本发明的效果是:报道了一种基于BPNSs和TH共掺杂的Cu-MOF纳米复合物的比率电化学miR3123适体传感器的制备方法。首先将TH与Cu-MOF前驱体共同反应制备TH/Cu-MOF复合物,将新鲜制备的BPNSs分散液滴涂在 TH/Cu-MOF上制备BPNSs/TH/Cu-MOF复合物,将此复合物滴涂在裸玻碳电极表面,构建该复合物改性的玻碳电极。Fc标记的DNA单链适体通过吸附富集在BPNSs上,制得适体-BPNSs/TH/Cu-MOF纳米复合物。靶分子miR3123与其DNA单链适体Fc-DNA特异性结合,使Fc-DNA脱离BPNSs,即Fc远离电极表面,引起Fc电化学信号减弱,此过程对TH的电化学信号影响甚微。基于此,以TH为参比,Fc为信号响应单元,拟合氧化还原电流峰强度比率I Fc/I TH与miR3123浓度之间的线性关系,构建比率电化学miR3123适体传感器。与现有技术相比,本发明方法操作简便,比率电化学信号抗干扰能力强,检测灵敏度高和选择性好,可作为一种新颖的比率电化学传感器用于生物医学样品中miR3123的高灵敏和高选择性定量检测。
附图说明:
图1为基于黑磷纳米片和硫堇共掺杂的铜基金属有机骨架纳米复合物的比率电化学适体传感器的制备与miR3123检测的原理示意图;
图2(a)为测定不同miR3123浓度存在下该比率电化学适体传感器体系对应的电化学方波伏安曲线;
图2(b)为不同miR3123浓度对应的二茂铁和硫堇的氧化还原电流峰强度比率I Fc/I TH,拟合不同I Fc/I TH比率值与miR3123浓度之间的线性关系。
具体实施方式:
下面结合附图并通过具体实施例对本发明进行详细说明。
实施例1:
本实施例涉及的基于黑磷纳米片和硫堇共掺杂的铜基金属有机骨架纳米复合物的比率电化学miR3123适体传感器的制备方法,其制备工艺和miR3123检测的原理示意图如图1所示,具体工艺步骤如下:
TH/Cu-MOF复合物的制备:称取4mg三水合硝酸铜、10μL三氟乙酸和10mg聚乙烯吡咯烷酮分别加入12mL混合溶剂中,含有9mL N,N-二甲基甲酰胺和3mL乙醇,搅拌均匀形成混合液A。称取4mg的4,4’,4”,4”’-(卟吩-5,10,15,20-四烷基)四苯甲酸和4mg硫堇分别加入含有3mL N,N-二甲基甲酰胺和1mL乙醇的混合溶剂中,搅拌均匀形成混合液B。将混合液A逐滴加入混合 液B中,搅拌和超声作用10min后,将A-B混合液加热至80℃反应3h。反应产物溶液在8000rpm转速下离心10min,用乙醇和蒸馏水洗涤、干燥后得到TH/Cu-MOF复合物,将此复合物分散在乙醇中备用。

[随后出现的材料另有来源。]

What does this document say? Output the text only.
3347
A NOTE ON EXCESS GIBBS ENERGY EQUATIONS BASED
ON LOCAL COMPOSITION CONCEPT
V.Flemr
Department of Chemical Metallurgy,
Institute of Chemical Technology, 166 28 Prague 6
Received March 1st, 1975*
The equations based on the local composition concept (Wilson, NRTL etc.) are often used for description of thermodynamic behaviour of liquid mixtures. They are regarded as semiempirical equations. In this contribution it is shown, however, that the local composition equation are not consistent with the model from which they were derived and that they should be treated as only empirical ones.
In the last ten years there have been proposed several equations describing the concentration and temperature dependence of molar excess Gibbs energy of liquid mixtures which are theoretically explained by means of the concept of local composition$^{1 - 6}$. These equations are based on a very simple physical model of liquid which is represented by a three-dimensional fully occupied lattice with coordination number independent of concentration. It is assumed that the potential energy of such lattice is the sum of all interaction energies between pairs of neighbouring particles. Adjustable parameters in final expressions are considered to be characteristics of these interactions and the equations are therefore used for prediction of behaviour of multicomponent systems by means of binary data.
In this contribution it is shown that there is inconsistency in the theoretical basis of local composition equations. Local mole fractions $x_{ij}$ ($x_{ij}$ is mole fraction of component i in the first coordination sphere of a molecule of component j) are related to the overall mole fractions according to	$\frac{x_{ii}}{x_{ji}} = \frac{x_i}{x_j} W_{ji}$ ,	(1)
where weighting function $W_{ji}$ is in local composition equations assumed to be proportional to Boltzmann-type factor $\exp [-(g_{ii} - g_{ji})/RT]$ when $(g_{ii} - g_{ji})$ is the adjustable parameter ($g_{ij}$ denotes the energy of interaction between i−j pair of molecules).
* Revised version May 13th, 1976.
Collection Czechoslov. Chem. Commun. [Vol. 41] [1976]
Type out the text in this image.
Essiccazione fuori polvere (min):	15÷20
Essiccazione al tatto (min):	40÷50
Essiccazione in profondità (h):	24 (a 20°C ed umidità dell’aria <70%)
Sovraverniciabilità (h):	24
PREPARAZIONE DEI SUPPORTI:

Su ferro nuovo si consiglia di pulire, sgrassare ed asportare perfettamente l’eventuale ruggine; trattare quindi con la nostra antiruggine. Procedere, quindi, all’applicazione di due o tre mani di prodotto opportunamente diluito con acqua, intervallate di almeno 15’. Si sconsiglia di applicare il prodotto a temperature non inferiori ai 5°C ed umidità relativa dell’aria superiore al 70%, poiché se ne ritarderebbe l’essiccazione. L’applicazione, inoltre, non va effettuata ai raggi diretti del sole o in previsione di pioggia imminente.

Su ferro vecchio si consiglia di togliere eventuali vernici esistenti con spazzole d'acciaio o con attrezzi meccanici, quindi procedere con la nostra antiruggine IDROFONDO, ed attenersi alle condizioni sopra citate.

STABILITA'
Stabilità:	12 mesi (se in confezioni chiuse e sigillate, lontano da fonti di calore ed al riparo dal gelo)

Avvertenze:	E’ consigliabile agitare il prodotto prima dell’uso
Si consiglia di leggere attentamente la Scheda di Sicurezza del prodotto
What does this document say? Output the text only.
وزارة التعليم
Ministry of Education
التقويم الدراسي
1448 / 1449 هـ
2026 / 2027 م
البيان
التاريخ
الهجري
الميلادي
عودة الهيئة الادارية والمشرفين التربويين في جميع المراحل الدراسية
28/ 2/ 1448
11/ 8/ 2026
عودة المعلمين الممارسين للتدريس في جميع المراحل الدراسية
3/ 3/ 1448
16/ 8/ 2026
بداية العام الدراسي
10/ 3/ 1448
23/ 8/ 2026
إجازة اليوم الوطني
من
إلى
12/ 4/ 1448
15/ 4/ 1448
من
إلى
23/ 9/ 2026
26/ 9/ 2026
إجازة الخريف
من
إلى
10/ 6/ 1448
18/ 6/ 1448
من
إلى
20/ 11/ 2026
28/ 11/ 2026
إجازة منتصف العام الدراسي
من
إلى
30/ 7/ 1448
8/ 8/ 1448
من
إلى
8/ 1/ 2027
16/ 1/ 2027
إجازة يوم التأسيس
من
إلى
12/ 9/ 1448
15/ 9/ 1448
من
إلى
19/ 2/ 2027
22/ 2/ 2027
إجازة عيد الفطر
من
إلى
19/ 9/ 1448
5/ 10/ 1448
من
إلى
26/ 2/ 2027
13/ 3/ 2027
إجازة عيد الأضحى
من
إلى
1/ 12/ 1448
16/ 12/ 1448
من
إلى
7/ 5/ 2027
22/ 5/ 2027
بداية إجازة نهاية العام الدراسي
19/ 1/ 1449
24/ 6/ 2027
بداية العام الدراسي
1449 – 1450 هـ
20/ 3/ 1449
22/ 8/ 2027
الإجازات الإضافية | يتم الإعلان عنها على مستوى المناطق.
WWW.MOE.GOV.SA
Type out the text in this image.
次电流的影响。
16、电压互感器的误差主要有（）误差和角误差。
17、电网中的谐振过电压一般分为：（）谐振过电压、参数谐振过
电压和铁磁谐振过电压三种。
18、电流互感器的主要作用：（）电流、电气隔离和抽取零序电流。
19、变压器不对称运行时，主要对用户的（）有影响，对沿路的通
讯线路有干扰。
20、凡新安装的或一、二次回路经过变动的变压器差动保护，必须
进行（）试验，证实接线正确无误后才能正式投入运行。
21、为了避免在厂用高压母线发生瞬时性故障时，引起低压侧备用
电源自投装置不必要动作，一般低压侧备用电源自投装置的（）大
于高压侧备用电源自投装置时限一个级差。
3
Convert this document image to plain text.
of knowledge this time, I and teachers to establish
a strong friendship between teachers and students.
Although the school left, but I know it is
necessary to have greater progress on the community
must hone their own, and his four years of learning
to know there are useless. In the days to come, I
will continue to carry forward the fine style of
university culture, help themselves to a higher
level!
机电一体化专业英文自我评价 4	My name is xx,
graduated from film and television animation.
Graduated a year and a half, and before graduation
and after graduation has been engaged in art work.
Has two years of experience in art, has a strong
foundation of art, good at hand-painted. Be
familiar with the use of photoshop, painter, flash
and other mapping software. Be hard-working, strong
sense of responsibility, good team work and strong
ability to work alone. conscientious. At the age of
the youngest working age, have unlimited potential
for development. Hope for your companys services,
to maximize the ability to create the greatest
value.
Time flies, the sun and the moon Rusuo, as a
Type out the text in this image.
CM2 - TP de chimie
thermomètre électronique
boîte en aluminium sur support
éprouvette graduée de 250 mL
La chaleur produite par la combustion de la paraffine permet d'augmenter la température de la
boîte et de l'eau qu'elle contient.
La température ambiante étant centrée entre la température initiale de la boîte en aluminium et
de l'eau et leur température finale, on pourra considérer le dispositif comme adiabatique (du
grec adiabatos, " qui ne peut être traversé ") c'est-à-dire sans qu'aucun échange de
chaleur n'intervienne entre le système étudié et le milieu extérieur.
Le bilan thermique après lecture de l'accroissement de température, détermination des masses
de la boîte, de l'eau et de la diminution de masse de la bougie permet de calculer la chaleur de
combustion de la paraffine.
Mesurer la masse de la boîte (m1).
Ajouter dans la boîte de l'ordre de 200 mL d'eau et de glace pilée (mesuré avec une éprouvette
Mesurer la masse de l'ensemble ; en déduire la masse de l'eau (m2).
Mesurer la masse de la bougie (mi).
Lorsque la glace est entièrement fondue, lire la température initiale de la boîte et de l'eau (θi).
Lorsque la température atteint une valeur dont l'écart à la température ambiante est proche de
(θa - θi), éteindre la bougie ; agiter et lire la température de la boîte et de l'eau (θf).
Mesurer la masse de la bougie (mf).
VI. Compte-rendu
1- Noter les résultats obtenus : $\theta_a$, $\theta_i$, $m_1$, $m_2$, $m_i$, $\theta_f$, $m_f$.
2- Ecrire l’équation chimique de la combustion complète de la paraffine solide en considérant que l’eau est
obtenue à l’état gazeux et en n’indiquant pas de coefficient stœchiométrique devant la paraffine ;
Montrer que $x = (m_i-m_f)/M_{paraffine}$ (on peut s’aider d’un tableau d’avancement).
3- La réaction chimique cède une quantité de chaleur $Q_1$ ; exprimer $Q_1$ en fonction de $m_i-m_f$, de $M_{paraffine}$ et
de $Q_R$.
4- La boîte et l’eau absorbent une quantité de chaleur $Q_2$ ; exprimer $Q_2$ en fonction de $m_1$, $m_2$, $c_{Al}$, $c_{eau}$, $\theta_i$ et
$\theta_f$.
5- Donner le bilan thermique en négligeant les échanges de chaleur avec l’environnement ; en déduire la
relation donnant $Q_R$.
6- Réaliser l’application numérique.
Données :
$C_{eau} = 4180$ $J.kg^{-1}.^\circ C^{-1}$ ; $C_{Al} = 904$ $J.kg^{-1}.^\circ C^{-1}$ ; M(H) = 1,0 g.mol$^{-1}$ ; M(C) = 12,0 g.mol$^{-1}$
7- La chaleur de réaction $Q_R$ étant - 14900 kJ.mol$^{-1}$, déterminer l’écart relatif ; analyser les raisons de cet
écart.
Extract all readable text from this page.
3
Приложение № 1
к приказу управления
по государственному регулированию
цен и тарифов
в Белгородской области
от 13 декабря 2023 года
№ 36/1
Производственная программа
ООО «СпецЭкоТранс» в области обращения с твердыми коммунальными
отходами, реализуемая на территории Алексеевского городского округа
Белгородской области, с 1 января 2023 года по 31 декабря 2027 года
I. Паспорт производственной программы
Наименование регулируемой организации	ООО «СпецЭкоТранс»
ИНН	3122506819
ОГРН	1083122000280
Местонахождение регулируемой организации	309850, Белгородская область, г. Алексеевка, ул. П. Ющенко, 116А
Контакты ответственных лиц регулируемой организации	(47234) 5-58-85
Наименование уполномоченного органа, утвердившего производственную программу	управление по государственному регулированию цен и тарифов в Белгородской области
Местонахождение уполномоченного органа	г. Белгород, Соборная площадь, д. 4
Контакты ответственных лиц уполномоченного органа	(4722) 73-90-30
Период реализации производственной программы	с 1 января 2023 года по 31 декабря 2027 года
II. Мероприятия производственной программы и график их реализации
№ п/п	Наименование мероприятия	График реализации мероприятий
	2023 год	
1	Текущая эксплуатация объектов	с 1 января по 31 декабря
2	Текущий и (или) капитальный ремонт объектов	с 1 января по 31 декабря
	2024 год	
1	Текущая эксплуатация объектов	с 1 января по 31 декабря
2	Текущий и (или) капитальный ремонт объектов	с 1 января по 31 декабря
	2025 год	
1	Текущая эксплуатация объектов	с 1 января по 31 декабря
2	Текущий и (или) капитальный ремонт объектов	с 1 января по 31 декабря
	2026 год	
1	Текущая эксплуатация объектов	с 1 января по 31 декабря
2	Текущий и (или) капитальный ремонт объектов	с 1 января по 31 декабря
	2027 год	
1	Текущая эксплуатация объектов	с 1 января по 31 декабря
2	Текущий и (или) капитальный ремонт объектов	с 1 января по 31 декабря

BPNSs/TH/Cu-MOF复合物的制备:称取15mg黑磷块状晶体加入30mL的1-甲基-2-吡咯烷酮中,在超声波清洗机中处理6h后,转入探头式超声波发生器中处理4h,超声处理后的分散液在10000rpm转速下离心20min去除尺寸较大的产物,取上层分散液在3500rpm转速下离心20min,得到BPNSs分散液。将其逐滴加入TH/Cu-MOF复合物的分散液中,保持搅拌和超声处理1h,然后在8000rpm转速下离心15min,制得BPNSs/TH/Cu-MOF复合物分散液备用。
适体-BPNSs/TH/Cu-MOF纳米复合物的制备:在抛光打磨处理后的裸玻碳电极表面滴加交联剂Nafion,然后滴涂BPNSs/TH/Cu-MOF复合物分散液,形成该复合物改性的玻碳电极。将此改性电极浸没在含有2μM的miR3123对应DNA单链适体Fc-DNA的磷酸盐水缓冲液中,在37℃下孵育2h,然后取出电极,自然干燥后在电极表面制得适体-BPNSs/TH/Cu-MOF纳米复合物。
以适体-BPNSs/TH/Cu-MOF纳米复合物改性的玻碳电极为工作电极,置于电化学工作站的三电极体系中,以磷酸盐水缓冲液为电解液,向其中加入一定量miR3123,测定不同miR3123浓度下的电化学方波伏安曲线(如图2(a)所示),以TH和Fc的氧化还原电流峰强度为参比信号和响应信号,拟合两个电流峰强度比率I Fc/I TH与miR3123浓度之间的线性关系(如图2(b)所示),构建用于miR3123定量检测的比率电化学适体传感器。miR3123的线性检测浓度范围为10nM~2μM,检测限为2nM。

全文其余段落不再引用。